Looking at the actual documents, though, hints that Wilson’s trip was unnecessary, not that his research was shoddy or conclusions faked. This is because the forgeries are unbelievably bad. Here’s Bamford’s description:

A letter dated July 30, 1999, actually refers in the past tense to supposed deals agreed to in Niamey a year later, on June 29, 2000. And the October 10 letter had the heading “Conseil Militaire Supreme,” an organization that went out of existence in May 1989. The signature was that of Minister of Foreign Affairs Allele Habibou, who held the post from 1988 to 1989 and and had been out of office for more than a decade. And finally, while the letter was dated October 10, it was supposedly stamped as received in Rome on September 28 — thus, it was received about two weeks before it was ever sent, another form of magic.

Also, the agreement signed by President Mamadou says the transaction was approved under the May 12, 1965, constitution, but a new constitution was promulgated on August 9, 1999, and the presidential signature bore little resemblance to that of the real Tandja Mamadou. At the same time, the forger used an inaccurate representation of the national emblem.
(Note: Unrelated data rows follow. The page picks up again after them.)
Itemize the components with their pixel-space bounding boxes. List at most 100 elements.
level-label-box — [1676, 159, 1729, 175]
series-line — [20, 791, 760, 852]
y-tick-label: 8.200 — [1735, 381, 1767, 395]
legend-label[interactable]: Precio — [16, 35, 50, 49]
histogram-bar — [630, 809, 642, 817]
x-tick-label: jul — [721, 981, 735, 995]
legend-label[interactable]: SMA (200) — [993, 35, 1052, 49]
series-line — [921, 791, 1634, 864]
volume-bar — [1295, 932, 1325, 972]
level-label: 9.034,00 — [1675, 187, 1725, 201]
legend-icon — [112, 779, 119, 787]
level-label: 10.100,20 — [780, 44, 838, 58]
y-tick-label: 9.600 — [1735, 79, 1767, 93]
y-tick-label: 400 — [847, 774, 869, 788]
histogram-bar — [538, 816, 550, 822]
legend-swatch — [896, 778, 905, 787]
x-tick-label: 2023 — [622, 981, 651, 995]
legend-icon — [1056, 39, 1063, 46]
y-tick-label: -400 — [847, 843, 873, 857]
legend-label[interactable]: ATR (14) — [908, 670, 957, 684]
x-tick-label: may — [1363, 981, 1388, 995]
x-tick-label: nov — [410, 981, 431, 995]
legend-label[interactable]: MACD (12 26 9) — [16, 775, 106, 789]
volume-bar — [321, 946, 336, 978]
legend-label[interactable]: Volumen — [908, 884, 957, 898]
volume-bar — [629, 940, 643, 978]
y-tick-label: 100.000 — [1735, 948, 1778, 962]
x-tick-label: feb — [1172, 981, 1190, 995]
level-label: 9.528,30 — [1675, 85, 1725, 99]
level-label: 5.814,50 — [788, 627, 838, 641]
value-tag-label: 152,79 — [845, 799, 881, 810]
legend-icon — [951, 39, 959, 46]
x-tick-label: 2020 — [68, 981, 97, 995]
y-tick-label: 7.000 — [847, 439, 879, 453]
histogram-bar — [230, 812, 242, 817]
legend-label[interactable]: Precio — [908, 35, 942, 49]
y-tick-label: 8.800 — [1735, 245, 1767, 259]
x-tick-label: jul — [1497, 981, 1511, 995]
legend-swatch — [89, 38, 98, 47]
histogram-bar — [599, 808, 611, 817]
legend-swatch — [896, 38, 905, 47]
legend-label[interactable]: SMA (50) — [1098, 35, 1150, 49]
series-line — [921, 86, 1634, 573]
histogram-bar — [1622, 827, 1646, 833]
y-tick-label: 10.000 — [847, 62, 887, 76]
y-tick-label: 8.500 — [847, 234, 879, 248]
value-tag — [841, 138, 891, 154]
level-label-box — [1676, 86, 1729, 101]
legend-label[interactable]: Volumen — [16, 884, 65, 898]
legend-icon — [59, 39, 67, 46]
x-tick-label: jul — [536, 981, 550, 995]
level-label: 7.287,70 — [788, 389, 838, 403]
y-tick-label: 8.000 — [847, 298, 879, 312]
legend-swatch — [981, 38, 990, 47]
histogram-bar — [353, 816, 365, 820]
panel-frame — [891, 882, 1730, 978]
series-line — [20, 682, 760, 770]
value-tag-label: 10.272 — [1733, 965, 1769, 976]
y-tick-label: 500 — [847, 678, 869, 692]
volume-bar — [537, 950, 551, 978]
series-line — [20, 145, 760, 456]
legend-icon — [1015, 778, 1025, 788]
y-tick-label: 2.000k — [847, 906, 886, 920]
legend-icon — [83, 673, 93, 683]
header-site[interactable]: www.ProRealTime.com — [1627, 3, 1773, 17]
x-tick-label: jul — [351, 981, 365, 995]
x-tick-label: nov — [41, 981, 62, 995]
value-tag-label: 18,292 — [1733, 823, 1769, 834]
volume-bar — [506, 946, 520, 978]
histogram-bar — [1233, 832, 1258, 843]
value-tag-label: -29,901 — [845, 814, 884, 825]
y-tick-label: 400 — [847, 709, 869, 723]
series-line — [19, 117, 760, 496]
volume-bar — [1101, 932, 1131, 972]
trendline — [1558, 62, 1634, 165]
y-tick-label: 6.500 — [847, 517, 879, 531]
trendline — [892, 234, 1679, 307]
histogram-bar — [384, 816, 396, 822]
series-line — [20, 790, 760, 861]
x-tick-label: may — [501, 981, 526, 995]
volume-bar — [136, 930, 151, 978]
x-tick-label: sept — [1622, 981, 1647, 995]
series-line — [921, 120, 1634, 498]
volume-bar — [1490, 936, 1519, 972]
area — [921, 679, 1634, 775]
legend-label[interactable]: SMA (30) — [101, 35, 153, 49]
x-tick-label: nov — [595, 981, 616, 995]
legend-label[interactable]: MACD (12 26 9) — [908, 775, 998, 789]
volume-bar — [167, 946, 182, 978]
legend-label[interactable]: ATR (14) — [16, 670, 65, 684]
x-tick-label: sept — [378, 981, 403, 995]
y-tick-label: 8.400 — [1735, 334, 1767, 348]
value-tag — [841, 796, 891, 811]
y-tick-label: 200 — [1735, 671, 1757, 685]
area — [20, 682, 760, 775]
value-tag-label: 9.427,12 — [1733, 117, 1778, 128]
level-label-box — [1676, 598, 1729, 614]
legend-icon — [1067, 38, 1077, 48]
And a September 3, 2001, document attempting to show a connection to the attacks appears identical to the document outlining the ambassador’s previous 1999 trip — same flight and time. The only thing that was changed was the date at the top of the page. Also, by September 4, 2001, al-Zahawiah was no longer ambassador, a slight problem.

3 comments:

bwana said...

For what it is worth, I have been hoping for some time that Bush Jr. gets sideswiped by a Watergate style scandal that ends his term, and preferably implicates Cheney and Rummy as well. I would probably be willing to settle for just seeing Rove led to a policecar in handcuffs, and the subsequent demoralizationg of this little coup-originated regime.

Scape7 said...

If all goes well, I'll sound like one more and more.

Scape7 said...

I'm not sure it's how smart the Republicans are as how continually the Democrats fail to truly grasp how low their opponents will stoop.

This is a kind of "Jackass" governing, wherein a select group keeps proving it will do anything — anything — to achieve its goals, with peers goading the members on, breathless and envious at their audacity, rewarding their daring. The behavior isn't good, sensible or healthy, and it shouldn't be acceptable, but the audience is so amused and dazzled that the stunts seem like breaking ground rather than breaking a covenant.

Unfortunately, someone almost always gets hurt.